Debunk myths before starting a weight loss program

It’s one of the seasons of the year when people are thinking of losing weight. Whether it’s for a family or class reunion or trips to the beach, finding your own motivation for losing weight is critical. It’s also important not to jeopardize your success by believing the myths and misconceptions about weight loss.’

Getting started with a healthy weight loss plan can be a minefield of confusion. Luckily, there are some programs designed to reveal the truth about losing weight the healthy way. The Mayo Clinic Diet – which focuses on changing habits and developing a more healthy, yet still enjoyable lifestyle for a lifetime – is a trustworthy example that breaks through the myths and misconceptions with simple, evidence-based recommendations.

The Weight-control Information Network, a national information service of the National Institute of Diabetes and Digestive and Kidney Diseases (NIDDK) of the National Institutes of Health, provides a list of weight loss and nutrition myths on its website.

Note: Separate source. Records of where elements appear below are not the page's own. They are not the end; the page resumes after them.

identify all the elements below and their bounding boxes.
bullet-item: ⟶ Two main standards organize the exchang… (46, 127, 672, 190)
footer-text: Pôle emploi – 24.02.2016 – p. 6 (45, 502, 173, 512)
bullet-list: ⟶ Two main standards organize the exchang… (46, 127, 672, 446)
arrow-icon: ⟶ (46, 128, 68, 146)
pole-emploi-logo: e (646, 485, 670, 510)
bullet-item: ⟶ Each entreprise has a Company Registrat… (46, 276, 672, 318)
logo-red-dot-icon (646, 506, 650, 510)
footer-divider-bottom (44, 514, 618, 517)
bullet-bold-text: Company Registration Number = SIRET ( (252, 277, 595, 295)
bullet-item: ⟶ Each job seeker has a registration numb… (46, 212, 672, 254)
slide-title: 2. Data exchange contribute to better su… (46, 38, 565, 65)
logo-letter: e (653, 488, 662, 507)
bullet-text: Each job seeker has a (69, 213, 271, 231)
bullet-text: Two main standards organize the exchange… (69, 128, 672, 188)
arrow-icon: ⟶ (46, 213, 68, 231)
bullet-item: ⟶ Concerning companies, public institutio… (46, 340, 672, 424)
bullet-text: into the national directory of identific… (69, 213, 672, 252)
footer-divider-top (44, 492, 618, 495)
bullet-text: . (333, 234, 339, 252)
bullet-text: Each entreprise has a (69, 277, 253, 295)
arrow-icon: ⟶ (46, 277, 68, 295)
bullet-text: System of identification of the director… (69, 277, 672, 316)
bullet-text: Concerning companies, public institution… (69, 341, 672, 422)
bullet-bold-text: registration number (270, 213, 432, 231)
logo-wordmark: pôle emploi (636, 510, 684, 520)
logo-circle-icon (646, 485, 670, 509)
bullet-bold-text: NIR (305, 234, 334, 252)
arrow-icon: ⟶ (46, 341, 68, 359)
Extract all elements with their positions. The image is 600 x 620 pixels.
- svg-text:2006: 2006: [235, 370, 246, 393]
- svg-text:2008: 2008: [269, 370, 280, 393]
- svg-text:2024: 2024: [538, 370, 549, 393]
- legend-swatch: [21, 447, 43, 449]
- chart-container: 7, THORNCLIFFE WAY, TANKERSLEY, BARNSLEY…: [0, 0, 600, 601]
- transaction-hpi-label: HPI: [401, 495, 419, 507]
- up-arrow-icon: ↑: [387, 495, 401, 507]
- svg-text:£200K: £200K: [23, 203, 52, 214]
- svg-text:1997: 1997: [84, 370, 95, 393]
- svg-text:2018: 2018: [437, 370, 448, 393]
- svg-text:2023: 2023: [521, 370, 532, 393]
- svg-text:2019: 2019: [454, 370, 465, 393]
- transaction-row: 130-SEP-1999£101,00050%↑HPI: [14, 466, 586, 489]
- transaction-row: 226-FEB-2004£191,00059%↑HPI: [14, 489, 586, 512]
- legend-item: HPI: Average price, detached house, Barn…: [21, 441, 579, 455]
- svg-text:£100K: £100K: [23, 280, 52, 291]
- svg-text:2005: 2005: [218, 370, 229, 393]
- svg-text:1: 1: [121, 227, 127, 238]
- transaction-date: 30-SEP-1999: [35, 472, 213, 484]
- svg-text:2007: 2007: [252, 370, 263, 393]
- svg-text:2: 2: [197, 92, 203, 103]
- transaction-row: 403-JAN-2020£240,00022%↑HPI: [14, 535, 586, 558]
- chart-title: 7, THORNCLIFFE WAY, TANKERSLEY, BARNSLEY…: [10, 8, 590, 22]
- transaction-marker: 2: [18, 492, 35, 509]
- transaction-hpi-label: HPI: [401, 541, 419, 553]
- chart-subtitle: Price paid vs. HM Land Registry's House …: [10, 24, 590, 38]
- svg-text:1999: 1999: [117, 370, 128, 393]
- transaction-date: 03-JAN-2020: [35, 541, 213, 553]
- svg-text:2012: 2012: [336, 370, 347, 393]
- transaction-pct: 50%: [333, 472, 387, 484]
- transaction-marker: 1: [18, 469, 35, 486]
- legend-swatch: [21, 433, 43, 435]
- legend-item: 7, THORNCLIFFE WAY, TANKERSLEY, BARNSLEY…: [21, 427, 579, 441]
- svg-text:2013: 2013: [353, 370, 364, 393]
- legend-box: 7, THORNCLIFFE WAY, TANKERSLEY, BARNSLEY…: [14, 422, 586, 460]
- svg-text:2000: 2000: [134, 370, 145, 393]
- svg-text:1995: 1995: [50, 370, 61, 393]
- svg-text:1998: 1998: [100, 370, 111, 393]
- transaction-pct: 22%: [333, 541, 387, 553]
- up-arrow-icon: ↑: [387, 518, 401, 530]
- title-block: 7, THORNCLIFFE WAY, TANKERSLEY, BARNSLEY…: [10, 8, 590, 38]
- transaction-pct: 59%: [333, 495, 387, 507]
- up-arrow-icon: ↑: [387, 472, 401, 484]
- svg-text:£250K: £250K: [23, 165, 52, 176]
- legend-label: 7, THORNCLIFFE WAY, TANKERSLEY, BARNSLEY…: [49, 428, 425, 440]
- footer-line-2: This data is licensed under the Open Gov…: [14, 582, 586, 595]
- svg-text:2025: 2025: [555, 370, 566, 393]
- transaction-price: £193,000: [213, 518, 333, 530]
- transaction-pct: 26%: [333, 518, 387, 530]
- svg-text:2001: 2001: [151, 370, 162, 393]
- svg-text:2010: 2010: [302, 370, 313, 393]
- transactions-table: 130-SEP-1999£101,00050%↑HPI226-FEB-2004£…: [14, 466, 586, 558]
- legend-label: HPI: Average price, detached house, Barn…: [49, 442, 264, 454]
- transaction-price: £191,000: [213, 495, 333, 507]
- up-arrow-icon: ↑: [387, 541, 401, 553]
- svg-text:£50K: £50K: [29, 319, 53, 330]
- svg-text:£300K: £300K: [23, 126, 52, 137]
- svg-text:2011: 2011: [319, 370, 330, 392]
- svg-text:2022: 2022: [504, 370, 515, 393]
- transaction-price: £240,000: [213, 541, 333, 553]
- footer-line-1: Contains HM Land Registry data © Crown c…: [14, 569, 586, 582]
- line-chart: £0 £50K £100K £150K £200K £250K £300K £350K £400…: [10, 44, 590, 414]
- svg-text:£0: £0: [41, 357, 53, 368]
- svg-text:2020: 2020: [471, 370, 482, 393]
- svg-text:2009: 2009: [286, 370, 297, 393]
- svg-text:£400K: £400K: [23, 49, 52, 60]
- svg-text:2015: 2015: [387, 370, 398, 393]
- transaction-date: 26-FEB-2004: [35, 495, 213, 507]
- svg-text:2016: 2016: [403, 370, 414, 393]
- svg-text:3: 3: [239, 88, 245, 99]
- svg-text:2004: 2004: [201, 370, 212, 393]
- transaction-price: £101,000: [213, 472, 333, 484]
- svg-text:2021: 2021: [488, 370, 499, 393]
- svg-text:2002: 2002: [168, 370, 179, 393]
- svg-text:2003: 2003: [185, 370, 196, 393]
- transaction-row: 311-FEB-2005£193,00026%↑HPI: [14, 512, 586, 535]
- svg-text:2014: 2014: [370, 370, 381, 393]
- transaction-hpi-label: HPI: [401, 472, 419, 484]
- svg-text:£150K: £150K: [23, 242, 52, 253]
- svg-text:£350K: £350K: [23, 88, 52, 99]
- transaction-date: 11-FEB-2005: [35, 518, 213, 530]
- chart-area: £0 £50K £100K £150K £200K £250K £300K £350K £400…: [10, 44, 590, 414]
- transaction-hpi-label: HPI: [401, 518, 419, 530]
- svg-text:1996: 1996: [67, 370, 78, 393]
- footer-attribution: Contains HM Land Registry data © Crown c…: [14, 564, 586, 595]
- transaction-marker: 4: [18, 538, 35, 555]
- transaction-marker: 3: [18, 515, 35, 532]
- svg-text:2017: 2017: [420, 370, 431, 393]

Here are a few:

Myth: Fad diets work for permanent weight loss.
Truth: Diets that strictly limit calories or food choices are hard to follow for long periods of time and may not be healthy. You may experience success in the short term, but if you feel the program is not sustainable for you long-term, you will likely gain the weight back quickly.

The Mayo Clinic Diet includes a two-week quick start program that focuses on breaking unhealthy habits and adding healthy habits. According to the book’s medical editor-in-chief, Dr. Donald Hensrud, “It’s the healthiest way there is to lose weight fast. It’s safe and evidence-based, and is intended to be a two-week quick-start program that gets people motivated, helps them understand how their lifestyle habits affect their weight, and gets them on the right track to make permanent lifestyle changes.”

Myth: Eating late in the evening will make you gain weight.
Truth: It doesn’t matter when you eat – a calorie is a calorie at all times of the day. What you eat, how much you eat, and how much physical activity you get on a daily basis are much more influential factors. No matter when you eat, your body will store extra calories as fat.

Myth: Skipping meals will help you lose weight.
Truth: Studies show that people who skip breakfast and eat fewer times during the day are, on average, heavier. The Mayo Clinic Diet recommends eating a healthy breakfast and balanced meals, as well as a virtually unlimited amount of fruits and vegetables throughout the day. Weight loss doesn’t have to mean starvation or deprivation, and you just might benefit from the added nutrients of a more well-rounded diet.

Myth: Low-fat or fat-free means no calories or fewer calories.
Truth: Many processed low-fat or fat-free foods have just as many or sometimes more calories as the full-fat versions of the same foods. They may contain added sugar, flour, or starch thickeners to compensate for the flavor that is lost when the fat is removed. All of these ingredients add calories.

Myth: It’s possible to lose weight by eating whatever you want.
Truth: There are some diets that say this is possible, but there are some major qualifiers to the point. It comes down to calories in and calories out. Portion control is key, and learning how to gauge portion sizes can help you avoid needing to count calories or points. The Mayo Clinic Diet offers simple visual cues to help you learn healthy portion sizes of calorie-dense foods.

It’s easy to get lost in the confusing strategies that a lot of diets ask you to follow. But weight loss doesn’t have to be a big mystery. With a good diet plan that you can live with for a lifetime, this might just be the last summer you have to stress about looking good in your bathing suit.